Man sieht es dem Täschlein an, dass sie bereits viele Jahre lang treue Dienste geleistet hat. Die ein oder andere Kante ist eingerissen und anderswo sichern Klebeflicken das Täschlein vor dem weiteren Einreißen. Aber sie erfüllt weiterhin ihren Zweck. Für das gängige Werkzeug braucht man sich nicht auf den Weg in die Garage machen oder in den Keller tapern. Außerdem passiert es schon mal, dass man gerade unterwegs ist und für den ein oder anderen Handgriff ein Werkzeug benötigt. Erst neulich hätte ich auch von einer solchen Werkzeugausstattung profitieren können.


Ich war zugast bei einem Freund in seiner Studenten-WG. Wir wollten zusammen etwas kochen. Man kann sich vorstellen, dass in so einer WG nicht die besten Möbel und Geräte zum Einsatz kommen. Es störte daher auch eigentlich keinen der Bewohner, dass der Griff der Bratpfanne etwas locker war. Doch ausgerechnet als ich am besagten Tag den Stil in die Hand nahm, löste sich die Schraube vollends und plötzlich hielt ich nur den Griff in der Hand. Ich wollte den Griff schnell wieder anschrauben um weiterkochen zu können, doch die WG bestätigte wirkliche alle Vorurteile in dem sie nicht einmal einen einzigen Schraubendreher beherbergte. Ein trauriges Spiel. Wie gut, dass ich mit dem Auto angereist war und zufällig einen passenden Schraubenzieher im Kofferraum mitführte, sonst hätte ich wohl noch abenteuerliche Scherenakrobatiken an der heißen Pfanne ausprobieren müssen.
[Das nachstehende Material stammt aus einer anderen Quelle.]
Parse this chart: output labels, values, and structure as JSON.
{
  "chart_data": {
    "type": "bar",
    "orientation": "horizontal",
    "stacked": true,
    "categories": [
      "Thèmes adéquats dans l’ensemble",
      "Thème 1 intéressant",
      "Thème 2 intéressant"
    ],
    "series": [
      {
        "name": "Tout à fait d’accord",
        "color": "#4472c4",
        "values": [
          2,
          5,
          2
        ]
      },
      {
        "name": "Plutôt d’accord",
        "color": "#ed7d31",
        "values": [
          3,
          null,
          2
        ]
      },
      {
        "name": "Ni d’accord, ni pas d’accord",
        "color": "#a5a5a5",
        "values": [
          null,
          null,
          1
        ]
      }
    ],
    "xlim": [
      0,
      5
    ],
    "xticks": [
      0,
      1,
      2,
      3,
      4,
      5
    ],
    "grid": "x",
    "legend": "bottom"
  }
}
Das Prinzip vom Urtäschchen finde ich eigentlich schon nicht schlecht. Nichts großartig einordnen oder sortieren, sondern einfach rein mit den "Pieselotten" und fertig. Ich muss ja keine ganze Werkstatt drin unterbringen, als dass man den Überblick dabei verlieren könnte. Generell bin ich mit meiner Werkzeugwahl etwas beschränkt. Auf der Suche nach möglichen Ausrüstungsgegenständen habe ich im Keller ein paar ausrangierte Schraubenzieher und ähnliches von meinem Opa gefunden. Wir nähern uns also auch in der Genealogie der Ideallinie des Urtäschchens an. Da die meisten Werkzeuge eher lang als breit sind, war die Form der Tasche bereits vorgegeben - länglich. Soweit in Ordnung, allerdings müssen noch ein paar Modifikationen das bisherige Taschendesign verbessern. So sollte die Tasche etwas länger werden, damit auch Opas Hammer Unterschlupf finden kann, denn auch ein Hammer kann untwegs mal nötig sein. Außerdem sollten noch zwei Reißverschlusstaschen integriert werden, damit auch verlustbehaftete Kleinteile gut geschützt in der Tasche aufbewart werden können. 


Nach einigen verworfenen Versuchen hatte ich eine Idee wie sie aussehen sollte. Alles in allem sah das neue Format nun etwas größer und luftiger als das Urtäschchen aus. Doch wie setze ich das ganze nun um? Gibt es wohl eine Anleitung die alles berücksichtigt und "einfach" ist? Einen eigenen Schnitt (der funktioniert) hatte ich mir bislang noch nicht ausgedacht und so war ich schon etwas stolz auf mich in meinen Überlegungen überhaupt soweit vorangeschritten zu sein, dass ich mir vornahm es einfach zu versuchen. Ich nähte einfach drauf los. Was hatte ich schon zu verlieren außer einigen Metern Stoff und Zeit? Ich entschied mich für blaue Popeline. Erstens war sie in unserem Stoffladen im Angebot und unverschämt günstig und zudem ist sie noch ausreichend strapazierfähig, so dass das Werkzeug der Tasche eigentlich kaum einen Schaden anhaben kann. Also schnell die Nähmaschine, Bügelbrett, Bügeleise und Schere in Position gebracht und schon konnte es losgehen. 



Während des Nähens kam mir noch die Idee mit dem hellblauen Schrägband als optische Unterstüzung des Reißverschlusses, was mir besonders gut gefällt. Das graue Grutband stammt übrigens aus Rebeccas Sammlung, ebenso die KamSnaps (dankeschön Rebecca). Ursprünglich hatte ich ja die Idee die Lasche der Tasche mit Klettband zu sichern, doch die Lösung stellte mich irgendwie nicht zufrieden, wenn ich an meine bisherigen Erfahrungen mit selbstaufgenähten Klettband denke. Dann wollte ich auf die Idee mit dem Spanngurt als Art "Designelement" zurückgreifen, genau wie bei dem Urtäschchen. Letztendlich habe ich die Idee jedoch als unpraktisch empfunden. Druckknöpfe haben halt schon ihren berechtigten Sinn. Neu war für mich die Erfahrung flächenmäßig derart viel Vlieseline H250 zu verwenden. Umso erstaunter war ich allerdings auch, dass ich so viel drüberbügeln und pressen konnte, die Vliseline wollte und wollte einfach nicht halten. Aber ich habe ja Ausdauer, was man von der Vliseline nicht behaupten kann. Ja, ja - ich und mein Bügeleisen, ein Traumpaar.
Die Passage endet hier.